In ihrem Film hallen frühere Erlebnisse und Erinnerungen in den Räumen des Bauernhofes nach. In dem großen Premierenkino in Cannes, wo Weltkarrieren beginnen oder enden können, ist die Kinogeschichte gespeichert. “Ich habe gedacht, was für ein geschichtsträchtiger Ort, wie viel hier schon passiert ist, wie viele Hoffnungen, Enttäuschungen, wie viel Begeisterung diese Wände aufgesogen haben.”

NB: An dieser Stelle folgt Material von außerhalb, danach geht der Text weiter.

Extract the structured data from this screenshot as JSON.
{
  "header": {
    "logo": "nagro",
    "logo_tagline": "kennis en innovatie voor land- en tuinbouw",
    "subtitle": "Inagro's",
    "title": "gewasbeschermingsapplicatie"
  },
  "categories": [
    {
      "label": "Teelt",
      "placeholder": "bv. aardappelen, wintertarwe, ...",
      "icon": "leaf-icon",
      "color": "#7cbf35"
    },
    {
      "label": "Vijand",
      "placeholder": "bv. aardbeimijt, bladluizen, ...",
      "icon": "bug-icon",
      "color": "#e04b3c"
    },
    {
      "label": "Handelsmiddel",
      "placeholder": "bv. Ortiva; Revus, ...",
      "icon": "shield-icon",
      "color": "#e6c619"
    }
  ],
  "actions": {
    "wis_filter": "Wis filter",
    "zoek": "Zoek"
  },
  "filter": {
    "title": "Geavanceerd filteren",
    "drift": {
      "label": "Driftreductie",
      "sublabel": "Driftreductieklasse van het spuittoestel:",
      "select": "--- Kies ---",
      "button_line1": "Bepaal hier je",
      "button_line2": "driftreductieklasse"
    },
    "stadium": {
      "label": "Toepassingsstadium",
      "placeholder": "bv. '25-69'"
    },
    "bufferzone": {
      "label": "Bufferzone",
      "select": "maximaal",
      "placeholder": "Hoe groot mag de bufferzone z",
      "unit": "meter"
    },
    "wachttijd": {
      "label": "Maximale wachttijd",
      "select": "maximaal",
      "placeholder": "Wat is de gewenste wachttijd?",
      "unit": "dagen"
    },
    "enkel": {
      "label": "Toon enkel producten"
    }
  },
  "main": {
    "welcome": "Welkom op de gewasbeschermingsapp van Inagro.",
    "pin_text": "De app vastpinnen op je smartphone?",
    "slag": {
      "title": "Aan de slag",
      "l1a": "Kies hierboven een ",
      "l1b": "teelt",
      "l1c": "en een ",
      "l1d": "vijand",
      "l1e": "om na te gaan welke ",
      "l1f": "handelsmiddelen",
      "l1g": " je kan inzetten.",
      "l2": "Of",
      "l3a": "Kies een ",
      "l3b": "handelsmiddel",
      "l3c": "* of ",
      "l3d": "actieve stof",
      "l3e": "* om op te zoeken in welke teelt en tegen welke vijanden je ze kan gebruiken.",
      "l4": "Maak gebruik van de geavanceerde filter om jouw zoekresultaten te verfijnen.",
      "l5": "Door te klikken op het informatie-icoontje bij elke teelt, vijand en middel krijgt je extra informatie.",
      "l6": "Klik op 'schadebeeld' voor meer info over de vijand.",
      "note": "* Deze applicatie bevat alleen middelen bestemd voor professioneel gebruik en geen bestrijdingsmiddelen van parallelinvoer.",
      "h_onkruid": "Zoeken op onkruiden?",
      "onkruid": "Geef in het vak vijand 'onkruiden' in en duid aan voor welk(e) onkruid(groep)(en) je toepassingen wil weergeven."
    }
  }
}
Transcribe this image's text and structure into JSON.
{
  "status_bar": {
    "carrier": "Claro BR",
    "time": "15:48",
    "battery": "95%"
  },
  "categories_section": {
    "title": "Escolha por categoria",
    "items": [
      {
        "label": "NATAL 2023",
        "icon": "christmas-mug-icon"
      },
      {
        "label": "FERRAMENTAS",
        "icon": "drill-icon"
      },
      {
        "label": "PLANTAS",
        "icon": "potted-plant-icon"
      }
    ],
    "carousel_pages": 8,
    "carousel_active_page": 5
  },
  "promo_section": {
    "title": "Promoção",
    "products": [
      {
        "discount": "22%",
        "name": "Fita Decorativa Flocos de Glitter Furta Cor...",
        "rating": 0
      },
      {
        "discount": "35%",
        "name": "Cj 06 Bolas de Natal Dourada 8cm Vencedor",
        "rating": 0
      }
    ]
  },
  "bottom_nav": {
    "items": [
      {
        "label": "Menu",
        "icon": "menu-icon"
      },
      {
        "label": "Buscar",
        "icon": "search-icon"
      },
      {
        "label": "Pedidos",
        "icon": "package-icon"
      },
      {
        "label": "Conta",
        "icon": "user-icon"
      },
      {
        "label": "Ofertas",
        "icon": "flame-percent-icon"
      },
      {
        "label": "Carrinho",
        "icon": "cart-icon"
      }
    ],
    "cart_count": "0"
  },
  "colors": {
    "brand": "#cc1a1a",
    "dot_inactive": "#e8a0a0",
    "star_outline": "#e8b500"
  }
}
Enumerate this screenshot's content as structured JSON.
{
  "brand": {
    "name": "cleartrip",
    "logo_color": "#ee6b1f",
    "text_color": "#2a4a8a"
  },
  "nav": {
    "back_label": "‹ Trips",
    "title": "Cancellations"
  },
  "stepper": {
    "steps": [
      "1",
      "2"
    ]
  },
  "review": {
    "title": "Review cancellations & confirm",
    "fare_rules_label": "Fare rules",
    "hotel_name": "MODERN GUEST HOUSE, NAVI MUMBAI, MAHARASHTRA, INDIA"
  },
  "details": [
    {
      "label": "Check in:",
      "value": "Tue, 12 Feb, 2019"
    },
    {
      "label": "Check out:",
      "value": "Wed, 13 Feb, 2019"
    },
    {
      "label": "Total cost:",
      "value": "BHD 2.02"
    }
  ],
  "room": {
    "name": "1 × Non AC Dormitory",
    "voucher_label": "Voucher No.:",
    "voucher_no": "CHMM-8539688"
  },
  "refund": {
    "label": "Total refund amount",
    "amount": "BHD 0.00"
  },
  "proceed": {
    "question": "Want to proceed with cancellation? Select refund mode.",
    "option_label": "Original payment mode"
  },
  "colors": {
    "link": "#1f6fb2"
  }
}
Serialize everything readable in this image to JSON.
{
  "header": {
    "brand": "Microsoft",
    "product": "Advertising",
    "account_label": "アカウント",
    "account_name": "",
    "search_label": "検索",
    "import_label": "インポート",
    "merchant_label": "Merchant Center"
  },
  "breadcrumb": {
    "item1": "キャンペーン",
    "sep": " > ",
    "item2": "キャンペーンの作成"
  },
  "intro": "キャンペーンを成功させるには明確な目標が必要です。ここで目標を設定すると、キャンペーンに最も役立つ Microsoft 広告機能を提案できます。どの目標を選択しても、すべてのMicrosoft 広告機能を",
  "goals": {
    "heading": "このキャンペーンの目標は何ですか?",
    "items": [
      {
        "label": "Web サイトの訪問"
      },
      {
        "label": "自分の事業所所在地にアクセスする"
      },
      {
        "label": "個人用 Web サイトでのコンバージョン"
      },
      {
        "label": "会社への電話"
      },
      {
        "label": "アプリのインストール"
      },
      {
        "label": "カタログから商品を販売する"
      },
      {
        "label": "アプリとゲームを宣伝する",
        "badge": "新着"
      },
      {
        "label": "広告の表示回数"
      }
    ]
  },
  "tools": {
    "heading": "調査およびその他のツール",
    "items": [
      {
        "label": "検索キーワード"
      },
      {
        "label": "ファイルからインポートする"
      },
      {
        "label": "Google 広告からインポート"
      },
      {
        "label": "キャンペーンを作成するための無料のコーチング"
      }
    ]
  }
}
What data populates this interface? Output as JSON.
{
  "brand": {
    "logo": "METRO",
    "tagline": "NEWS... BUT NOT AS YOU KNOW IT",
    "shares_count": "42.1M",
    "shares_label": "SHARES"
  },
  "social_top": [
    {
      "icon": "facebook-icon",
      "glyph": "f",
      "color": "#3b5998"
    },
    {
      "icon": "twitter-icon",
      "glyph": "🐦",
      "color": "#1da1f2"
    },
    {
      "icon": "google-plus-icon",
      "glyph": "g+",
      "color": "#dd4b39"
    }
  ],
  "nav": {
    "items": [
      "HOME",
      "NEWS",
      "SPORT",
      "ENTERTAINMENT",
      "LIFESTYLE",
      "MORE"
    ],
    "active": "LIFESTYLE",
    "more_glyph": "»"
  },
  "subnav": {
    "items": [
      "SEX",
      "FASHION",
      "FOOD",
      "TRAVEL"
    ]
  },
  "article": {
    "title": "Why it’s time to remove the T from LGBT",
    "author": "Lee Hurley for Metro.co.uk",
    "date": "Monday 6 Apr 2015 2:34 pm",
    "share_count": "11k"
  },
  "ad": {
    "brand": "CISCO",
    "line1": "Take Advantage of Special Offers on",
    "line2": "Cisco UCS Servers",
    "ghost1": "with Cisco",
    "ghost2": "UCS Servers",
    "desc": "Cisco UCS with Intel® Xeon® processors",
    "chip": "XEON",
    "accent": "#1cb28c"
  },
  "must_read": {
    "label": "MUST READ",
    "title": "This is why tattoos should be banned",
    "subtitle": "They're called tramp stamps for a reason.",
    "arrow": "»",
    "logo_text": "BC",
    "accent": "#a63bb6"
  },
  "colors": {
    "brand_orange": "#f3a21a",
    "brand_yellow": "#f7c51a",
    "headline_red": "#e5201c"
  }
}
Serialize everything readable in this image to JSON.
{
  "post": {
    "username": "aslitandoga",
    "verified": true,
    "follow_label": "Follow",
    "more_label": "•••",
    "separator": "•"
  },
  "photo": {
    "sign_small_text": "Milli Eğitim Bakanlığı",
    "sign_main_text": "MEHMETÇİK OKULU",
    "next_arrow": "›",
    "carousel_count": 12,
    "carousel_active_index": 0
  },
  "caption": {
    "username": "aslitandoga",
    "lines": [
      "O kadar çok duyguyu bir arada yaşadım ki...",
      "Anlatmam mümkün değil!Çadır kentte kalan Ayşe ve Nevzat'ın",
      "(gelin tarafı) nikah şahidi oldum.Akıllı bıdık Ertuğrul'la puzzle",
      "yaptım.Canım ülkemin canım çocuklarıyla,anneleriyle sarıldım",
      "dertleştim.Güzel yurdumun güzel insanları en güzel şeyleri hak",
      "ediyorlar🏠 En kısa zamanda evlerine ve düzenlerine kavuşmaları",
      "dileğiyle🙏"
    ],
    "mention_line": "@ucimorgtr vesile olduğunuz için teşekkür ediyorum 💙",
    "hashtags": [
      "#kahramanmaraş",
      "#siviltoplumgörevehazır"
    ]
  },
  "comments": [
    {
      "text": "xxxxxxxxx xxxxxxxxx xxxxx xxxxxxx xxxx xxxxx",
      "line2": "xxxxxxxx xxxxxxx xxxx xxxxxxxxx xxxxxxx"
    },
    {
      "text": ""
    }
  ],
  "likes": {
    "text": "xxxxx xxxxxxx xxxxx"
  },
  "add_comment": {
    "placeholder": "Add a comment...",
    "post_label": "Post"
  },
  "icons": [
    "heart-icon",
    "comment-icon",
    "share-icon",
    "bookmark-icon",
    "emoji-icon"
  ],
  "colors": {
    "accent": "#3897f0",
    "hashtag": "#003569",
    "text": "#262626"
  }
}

In ihrer Dankesrede hatte sie junge Filmemacher und vor allem Filmemacherinnen ermutigt, für ihre Visionen zu kämpfen, ihren Weg trotz aller Widerstände zu gehen. Welche Widerstände schlugen ihr entgegen? “Wir haben diesen Film immer wieder verteidigen müssen, weil er keiner klassischen Dramaturgie folgt”, sagt sie “Ich musste mir ziemlich oft Sätze anhören wie: So kann man doch keinen Film machen. Oder: Das wird doch nichts, lass es lieber gleich bleiben.”
Acht Jahre sind seit Schilinskis erstem Film Die Tochter mit Helena Zengel vergangen. Ihre Entschlossenheit, ihr Ding durchzuziehen, hat sie zum wichtigsten Filmfestival der Welt gebracht. Und doch sei das auch alles seltsam: “Alle Filmliebhaber schauen nach Cannes, der Film wird gefeiert, und man selbst sitzt am Frühstückstisch und ist trotzdem noch man selbst.”